Sin embargo hay algo que si es Pavarotti, el mejor tenor en su estilo, y una figura mediática importante, difusor de su cultura e idolo popular como él solo lo supo ser. Una voz espectacular, un dominio y conocimiento profundo de lo que hacía y que transmitió su pasión al mundo. Al escucharlo nunca podrías permanecer indiferente. Nunca lo pudimos ver en vivo, pero los dvds nos lo devuelven entero y vivísimo, como ejemplo de lo que puede hacer la pasión por nosotros si la ponemos de verdad en las cosas que hacemos. Alguna vez leímos por ahi (creo que fue a Hernán Casciari) que la verdadera, única e imprescindible misión de un padre con sus hijos es transmitirles y contagiarles la pasión por lo que se hace en la vida. Ya los hijos se encargarán de encontrar su camino, pero harán las cosas con pasión si la ven en nosotros.

Bueno ya estamos hablando de otra cosa. Gracias maestro, por contagiarnos eso e interesarnos por su amada Opera.

Por eso en el mundo:

!NESSUN DORMA! (!nadie duerma!)
Nessun dorma!
Nessun dorma!
Tu pure, o principessa,
nella tua fredda stanza
guardi le stelle che tremano
d'amore e di speranza!
Ma il mio mistero
è chiuso in me,
il nome mio nessun saprà!
No, no, sulla tua bocca lo dirò,
quando la luce splenderà!
Ed il mio bacio scoglierà
il silenzio che ti fa mia!

¡Que nadie duerma!
¡Que nadie duerma!
¡Tú también, princesa,
en tu fría estancia
miras las estrellas que tiemblan
de amor y de esperanza!
¡Mas mi misterio
se encierra en mí,
mi nombre nadie sabrá!
¡No, no, sobre tu boca lo diré,
cuando resplandezca la luz!
¡Mi beso deshará
el silencio que te hace mía!



Un abrazo,


El Último Inca

3 comentarios:

Anónimo dijo...

Pavarotti si vino el 95, en noviembre o diciembre, y se presento una sola vez en el hipodromo de monterrico.

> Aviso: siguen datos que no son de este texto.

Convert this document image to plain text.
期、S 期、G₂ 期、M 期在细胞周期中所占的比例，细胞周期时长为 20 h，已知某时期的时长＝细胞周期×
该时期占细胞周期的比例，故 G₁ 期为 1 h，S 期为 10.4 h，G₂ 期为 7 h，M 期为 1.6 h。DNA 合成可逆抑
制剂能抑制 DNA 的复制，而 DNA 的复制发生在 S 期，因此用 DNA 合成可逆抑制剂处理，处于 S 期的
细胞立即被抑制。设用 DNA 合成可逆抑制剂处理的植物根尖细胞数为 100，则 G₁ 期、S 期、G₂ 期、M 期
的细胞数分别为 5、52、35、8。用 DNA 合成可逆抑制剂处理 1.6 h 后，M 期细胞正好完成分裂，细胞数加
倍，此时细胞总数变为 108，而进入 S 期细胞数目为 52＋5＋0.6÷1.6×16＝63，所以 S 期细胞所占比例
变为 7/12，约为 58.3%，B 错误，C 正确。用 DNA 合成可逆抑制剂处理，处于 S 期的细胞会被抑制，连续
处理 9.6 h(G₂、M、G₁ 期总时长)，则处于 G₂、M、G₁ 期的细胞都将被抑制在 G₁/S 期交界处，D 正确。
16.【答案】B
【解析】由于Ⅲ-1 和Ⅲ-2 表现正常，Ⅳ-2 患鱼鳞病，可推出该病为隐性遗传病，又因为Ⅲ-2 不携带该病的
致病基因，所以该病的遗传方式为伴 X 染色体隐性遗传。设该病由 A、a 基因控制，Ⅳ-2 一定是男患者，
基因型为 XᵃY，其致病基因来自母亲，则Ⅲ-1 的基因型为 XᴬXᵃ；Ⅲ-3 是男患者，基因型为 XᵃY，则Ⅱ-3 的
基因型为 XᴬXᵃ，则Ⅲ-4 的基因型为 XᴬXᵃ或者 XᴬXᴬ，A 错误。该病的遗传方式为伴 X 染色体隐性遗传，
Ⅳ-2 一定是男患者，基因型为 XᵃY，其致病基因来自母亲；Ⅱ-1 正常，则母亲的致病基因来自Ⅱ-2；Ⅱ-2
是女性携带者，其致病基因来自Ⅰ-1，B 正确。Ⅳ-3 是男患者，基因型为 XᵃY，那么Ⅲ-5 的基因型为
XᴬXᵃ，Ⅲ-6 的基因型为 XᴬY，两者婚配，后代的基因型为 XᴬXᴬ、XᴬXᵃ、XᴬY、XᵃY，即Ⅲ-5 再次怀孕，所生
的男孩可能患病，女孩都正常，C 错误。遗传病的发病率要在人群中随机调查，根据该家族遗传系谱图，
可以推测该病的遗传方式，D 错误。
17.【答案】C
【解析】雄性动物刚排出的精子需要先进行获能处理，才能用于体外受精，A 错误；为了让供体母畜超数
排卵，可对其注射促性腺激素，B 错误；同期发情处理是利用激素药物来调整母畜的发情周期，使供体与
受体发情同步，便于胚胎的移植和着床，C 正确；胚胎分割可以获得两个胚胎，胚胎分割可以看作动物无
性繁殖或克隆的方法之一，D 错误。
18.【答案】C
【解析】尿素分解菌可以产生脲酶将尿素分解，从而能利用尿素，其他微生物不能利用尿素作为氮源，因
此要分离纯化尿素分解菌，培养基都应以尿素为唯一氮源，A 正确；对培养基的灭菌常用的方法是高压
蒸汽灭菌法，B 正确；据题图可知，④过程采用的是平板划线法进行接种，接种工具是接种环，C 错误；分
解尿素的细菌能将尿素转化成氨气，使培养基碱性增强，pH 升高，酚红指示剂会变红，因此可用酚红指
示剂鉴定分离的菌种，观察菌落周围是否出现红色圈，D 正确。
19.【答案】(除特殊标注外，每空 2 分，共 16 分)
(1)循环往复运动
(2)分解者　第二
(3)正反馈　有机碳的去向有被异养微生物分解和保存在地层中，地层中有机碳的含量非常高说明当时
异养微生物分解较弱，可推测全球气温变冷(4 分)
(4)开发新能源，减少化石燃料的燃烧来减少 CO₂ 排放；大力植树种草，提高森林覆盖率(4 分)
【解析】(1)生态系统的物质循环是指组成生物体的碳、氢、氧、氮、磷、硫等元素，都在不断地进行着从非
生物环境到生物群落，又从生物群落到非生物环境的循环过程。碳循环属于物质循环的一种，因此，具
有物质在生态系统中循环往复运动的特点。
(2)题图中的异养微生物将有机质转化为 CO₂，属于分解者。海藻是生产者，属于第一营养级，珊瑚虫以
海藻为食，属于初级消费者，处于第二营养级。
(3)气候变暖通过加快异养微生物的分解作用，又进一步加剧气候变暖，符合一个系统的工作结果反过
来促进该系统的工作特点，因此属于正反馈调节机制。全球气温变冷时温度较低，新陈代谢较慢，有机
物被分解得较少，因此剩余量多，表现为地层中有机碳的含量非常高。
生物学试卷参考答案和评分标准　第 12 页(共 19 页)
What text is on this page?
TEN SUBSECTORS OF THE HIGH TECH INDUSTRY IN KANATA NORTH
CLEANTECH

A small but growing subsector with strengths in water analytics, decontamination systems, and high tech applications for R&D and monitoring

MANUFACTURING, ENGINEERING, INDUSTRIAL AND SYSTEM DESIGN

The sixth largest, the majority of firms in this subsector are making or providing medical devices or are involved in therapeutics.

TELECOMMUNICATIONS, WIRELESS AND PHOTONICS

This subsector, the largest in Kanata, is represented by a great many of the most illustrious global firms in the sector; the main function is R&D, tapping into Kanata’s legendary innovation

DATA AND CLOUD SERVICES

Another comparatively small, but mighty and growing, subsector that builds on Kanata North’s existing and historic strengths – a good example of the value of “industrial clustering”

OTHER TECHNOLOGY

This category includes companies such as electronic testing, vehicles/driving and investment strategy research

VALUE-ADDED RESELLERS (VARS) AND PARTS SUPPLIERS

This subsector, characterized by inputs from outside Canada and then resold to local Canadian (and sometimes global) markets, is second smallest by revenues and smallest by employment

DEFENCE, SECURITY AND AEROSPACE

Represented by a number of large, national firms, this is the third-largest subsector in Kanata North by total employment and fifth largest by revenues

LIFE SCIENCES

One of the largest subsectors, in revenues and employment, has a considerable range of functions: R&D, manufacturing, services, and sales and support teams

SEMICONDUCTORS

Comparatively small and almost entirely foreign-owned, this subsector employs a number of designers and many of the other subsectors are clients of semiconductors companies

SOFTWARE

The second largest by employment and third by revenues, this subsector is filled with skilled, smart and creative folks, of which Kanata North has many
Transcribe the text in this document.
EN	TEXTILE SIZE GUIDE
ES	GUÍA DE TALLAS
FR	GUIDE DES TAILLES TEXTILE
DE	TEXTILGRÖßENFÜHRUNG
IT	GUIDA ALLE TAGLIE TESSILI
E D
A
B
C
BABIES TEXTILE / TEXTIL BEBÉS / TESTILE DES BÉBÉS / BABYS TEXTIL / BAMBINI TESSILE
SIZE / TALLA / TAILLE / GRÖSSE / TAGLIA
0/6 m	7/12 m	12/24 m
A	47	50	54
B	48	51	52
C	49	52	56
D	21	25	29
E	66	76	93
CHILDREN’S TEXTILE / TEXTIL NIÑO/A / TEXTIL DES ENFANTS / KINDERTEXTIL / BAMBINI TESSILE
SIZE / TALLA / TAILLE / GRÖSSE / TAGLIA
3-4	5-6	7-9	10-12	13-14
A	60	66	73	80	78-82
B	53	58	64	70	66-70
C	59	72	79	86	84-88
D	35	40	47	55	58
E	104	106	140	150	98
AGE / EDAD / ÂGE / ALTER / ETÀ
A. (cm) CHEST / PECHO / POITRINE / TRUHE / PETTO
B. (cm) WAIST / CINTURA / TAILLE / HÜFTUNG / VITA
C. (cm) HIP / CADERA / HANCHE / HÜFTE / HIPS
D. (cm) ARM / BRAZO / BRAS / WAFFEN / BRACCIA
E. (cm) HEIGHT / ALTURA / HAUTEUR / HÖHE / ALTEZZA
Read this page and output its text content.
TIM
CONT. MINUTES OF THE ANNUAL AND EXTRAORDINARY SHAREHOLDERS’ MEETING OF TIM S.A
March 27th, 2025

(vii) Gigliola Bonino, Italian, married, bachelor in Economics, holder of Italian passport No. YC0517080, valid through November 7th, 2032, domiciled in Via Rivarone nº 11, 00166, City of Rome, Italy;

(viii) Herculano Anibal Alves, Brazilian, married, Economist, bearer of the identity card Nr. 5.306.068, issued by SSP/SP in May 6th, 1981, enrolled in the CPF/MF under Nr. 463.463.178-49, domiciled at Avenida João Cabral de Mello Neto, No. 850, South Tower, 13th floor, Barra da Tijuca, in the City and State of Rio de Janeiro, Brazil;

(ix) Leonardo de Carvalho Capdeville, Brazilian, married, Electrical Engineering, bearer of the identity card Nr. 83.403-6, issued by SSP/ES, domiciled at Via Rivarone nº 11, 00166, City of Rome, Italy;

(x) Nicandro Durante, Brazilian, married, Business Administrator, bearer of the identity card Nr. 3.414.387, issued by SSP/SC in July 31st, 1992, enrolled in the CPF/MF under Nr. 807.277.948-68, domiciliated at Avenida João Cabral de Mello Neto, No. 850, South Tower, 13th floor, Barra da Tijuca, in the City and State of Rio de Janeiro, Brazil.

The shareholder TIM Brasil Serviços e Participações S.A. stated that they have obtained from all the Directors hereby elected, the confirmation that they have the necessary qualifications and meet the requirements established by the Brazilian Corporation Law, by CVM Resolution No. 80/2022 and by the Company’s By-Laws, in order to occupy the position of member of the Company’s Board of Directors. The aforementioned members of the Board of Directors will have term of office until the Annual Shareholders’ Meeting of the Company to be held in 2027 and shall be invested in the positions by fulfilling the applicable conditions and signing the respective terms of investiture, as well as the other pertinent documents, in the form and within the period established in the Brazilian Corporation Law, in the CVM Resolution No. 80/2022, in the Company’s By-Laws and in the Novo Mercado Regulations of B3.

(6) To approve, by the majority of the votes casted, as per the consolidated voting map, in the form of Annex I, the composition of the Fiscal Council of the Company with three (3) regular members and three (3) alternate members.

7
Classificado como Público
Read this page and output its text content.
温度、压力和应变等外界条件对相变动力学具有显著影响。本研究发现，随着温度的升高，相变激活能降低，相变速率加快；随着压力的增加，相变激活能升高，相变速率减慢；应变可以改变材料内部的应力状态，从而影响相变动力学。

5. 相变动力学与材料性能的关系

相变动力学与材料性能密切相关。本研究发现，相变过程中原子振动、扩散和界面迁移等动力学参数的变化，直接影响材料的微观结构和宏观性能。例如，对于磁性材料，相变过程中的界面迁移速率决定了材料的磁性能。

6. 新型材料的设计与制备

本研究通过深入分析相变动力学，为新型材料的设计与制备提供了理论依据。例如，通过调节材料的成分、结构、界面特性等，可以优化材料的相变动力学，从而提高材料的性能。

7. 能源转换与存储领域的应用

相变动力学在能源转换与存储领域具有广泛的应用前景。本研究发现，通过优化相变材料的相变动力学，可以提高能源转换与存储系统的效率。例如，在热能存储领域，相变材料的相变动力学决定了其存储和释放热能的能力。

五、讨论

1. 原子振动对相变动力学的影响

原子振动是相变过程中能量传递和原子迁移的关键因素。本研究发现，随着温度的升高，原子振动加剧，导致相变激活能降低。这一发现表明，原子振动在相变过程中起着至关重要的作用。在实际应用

Entradas populares dese 20 dolares creo, hasta exclusivas de mas de 200 dolares.

Juan Carlos dijo...

Sí vino a Lima a principios del 95, debe haber sido en febrero y se presentó en el Hipódromo de Monterrico. De ahí a decir que la audiencia estaba compuesta de equinos hay un solo paso. Son los sacrificios que Luciano debía consentir para difundir su arte. Dicha audiencia efectivamente pagó precios que iban desde 20 200 dólares.

Anónimo dijo...

Si, Pavarotti estuvo en Lima y cantó. Yo fui al evento emocionadísima, porsupuesto que compré solo la entrada de 50 dolares porque había las VIP de 500 dolares. Una amiga fue a esa zona, su novio, hoy ex-esposo, pagó las entradas. Recuerdo bien que a Pavarotti le enseñaron un reportaje sobre el rey de las cenizas, un hombre que vivía en un tiradero pero que sin embargo escuchaba música clásica en una maltrecha radio y lo invitó a ir al concierto y lo conoció personalmente. Esa oportunidad se llevó con el a un chico que trabajaba en el hotel donde el divo se hospedó y se convirtió en su asistente personal hasta el día de su muerte. Me contaron que ahora trabaja con Juan Diego.